Results: Two hundred thirteen patients completed this study. Compared with placebo, DMF reduced the mean number of new Gd+ lesions during Weeks 12-24 by 84% (P< 0.0001), mean number of new Gd+ lesions from Baseline to Week 24 by 75% (P< 0.0001), and mean number of new or newly enlarging T2-hypointense lesions at Week 24 by 63% (P< 0.0001). Commonly reported adverse events in DMF-treated patients included flushing and related symptoms (30% [DMF] vs 9% [placebo]) and gastrointestinal tolerability events (33% [DMF] vs 16% [placebo]). Mean absolute lymphocyte counts decreased by approximately 16% from Baseline to Week 24 in DMF-treated patients, remaining within normal limits at all time points. The overall incidence of infection was similar with placebo (42%) and DMF (41%). Both efficacy and safety results in Japanese and Asian subgroups were consistent with the overall study population.

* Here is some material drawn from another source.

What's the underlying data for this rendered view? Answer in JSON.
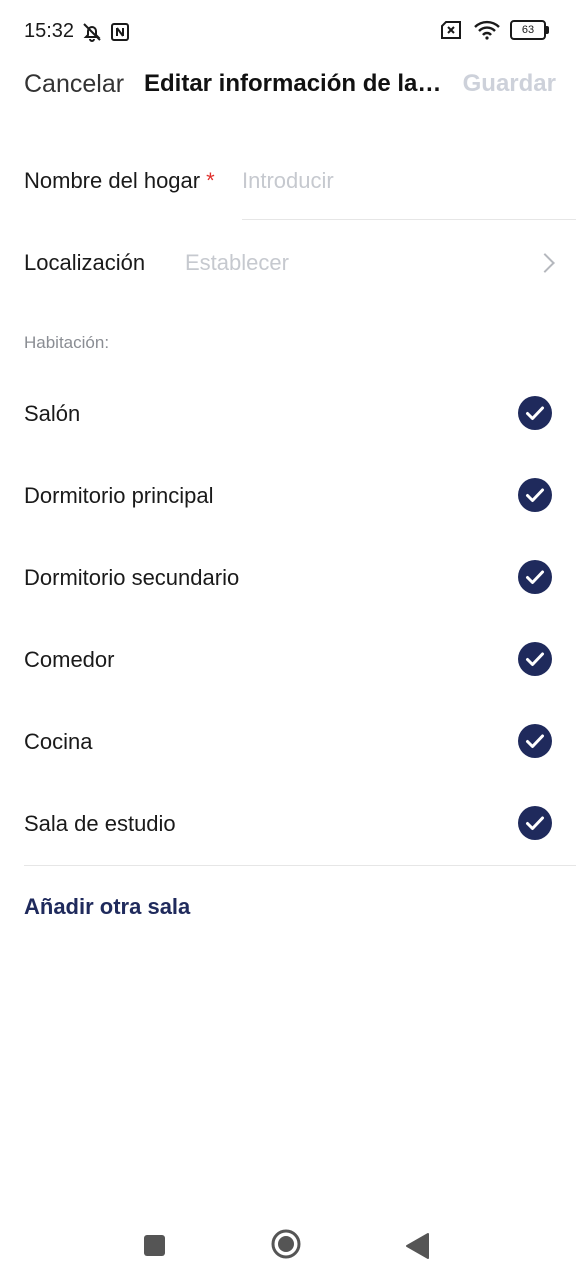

Conclusions: These results indicate that the beneficial effects of DMF demonstrated in Caucasian patients extend to Asian (including Japanese) MS patients.
Disclosure:
Supported by: Biogen
Takahiko Saida: coordinating investigator; has received funding from, held board membership for, spoken at scientific meetings for, prepared manuscripts for, and had consulting agreements with Astellas, Biogen, Bayer-Schering, Daiichi-Sankyo, Eisai, Kaketsuken, Merck Serono, Mitsubishi-Tanabe, Nihon, Novartis, Ono , Sanofi, TDS Japan, and Teijin.

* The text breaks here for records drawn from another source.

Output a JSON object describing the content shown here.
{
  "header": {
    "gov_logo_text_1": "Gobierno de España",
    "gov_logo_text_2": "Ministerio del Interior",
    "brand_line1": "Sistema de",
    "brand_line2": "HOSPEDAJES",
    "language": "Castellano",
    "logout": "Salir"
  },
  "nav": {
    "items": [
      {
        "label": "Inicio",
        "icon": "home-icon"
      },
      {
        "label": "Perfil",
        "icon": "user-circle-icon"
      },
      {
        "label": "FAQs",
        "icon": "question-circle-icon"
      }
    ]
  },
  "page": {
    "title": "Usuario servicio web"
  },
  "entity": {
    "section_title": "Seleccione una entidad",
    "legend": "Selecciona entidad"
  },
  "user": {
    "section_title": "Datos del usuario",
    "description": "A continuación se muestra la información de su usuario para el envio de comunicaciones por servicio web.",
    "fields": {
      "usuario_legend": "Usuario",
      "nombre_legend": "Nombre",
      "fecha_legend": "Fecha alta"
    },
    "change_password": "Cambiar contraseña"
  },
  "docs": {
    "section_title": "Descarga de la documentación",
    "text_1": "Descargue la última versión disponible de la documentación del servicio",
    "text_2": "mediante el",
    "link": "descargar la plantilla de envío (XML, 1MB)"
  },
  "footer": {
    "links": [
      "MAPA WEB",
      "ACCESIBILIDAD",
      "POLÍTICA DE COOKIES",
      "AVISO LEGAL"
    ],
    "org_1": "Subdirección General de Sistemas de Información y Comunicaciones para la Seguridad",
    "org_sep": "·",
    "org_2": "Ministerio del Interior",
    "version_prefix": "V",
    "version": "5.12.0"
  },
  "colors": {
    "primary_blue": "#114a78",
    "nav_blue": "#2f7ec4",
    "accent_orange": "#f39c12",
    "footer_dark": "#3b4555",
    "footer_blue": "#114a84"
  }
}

Takashi Yamamura: Multiple Sclerosis Center, National Center of Neurology and Psychiatry; member of scientific advisory boards for Biogen and Chugai; received research support from Asahi Kasei Kuraray, Chugai, Mitsubishi Tanabe, Ono, and Teva; received speaker honoraria from Abbot Japan, Astellas, Bayer, Biogen, Dainippon Sumitomo, Eisai, Mitsubishi Tanabe, Nihon, Novartis, and Santen; funded by the Japanese Ministry of Health, Labour and Welfare and the Japan Society for the Promotion of Science.
Takayuki Kondo: research support from Bayer HealthCare, Biogen, Novartis, Mitsubishi Tanabe, Eisai, and Takeda; speaker honoraria from Bayer, Biogen, Daiichi Sankyo, Eisai, Mitsubishi Tanabe, and Novartis.
Jang Yun: employee of and holds stock/stock options in Biogen.
Minhua Yang: employee of and holds stock/stock options in Biogen.
Jie Li: employee of and holds stock/stock options in Biogen.
Lalitha Mahadavan: employee of and holds stock/stock options in Biogen.
Bing Zhu: employee of and holds stock/stock options in Biogen.
Sarah I Sheikh: employee of and holds stock/stock options in Biogen.